The drug is nusinersen, and the results of the recent trial were so overwhelmingly positive that the study was discontinued in August. It was decided it was unethical to keep a control group of children on a placebo when nusinersen was so effective in the treatment group.

Children who had been unable for years to even crawl responded to the medication by gaining strength and moving. Some even walked, with help.

The severity of the disease varies among patients, but in all cases it affects nerve cells and weakens muscles. After a year or two with SMA, many children are not longer able to sit on their own, to move their limbs, or even to swallow without assistance.

Researcher Francesco Muntoni from University College London described his feelings during the study:

To see children who would have been dead sitting and standing is something I never thought I would see.

The research team was one of several working around the world on “antisense treatments” like nusinersen. These are drugs that can interrupt expression of a particular gene. These therapies work by specially engineering a section of DNA to target certain RNAs (protein recipes) to alter the proteins they produce.

The main challenge to scientists is getting these DNA fragments to survive inside the body and penetrate the cells. Nusinersen seems extremely promising in this effort.

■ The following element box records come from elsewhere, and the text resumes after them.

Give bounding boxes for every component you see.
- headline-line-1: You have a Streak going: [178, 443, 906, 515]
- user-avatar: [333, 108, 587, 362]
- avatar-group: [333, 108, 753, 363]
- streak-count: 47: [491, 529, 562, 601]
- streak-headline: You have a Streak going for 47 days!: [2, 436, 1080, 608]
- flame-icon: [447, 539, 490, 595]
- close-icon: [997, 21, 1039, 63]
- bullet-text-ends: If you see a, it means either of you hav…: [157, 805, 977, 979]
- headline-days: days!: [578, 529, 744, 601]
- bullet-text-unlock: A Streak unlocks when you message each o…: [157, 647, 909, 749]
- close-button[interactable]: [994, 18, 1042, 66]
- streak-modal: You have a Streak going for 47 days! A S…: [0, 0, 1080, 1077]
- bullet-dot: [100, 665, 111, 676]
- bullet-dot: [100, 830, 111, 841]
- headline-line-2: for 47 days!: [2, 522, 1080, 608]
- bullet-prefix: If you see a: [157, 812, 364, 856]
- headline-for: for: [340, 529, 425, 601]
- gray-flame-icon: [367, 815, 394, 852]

It has not yet been proven that nusinersen is the answer to spinal muscular atrophy, and the reports on the recent studies have not yet been published. But studies with mice indicate when the drug is injected, it is able to spread throughout the spinal cord and the brain.

The clinical trials of nusinersen are promising even beyond its affect on SMA. Scientists hope engineered antisense drugs can stop the expression of other specfic genetic defects such as Huntington’s disease, motor neurone disease, and Alzheimer’s disease.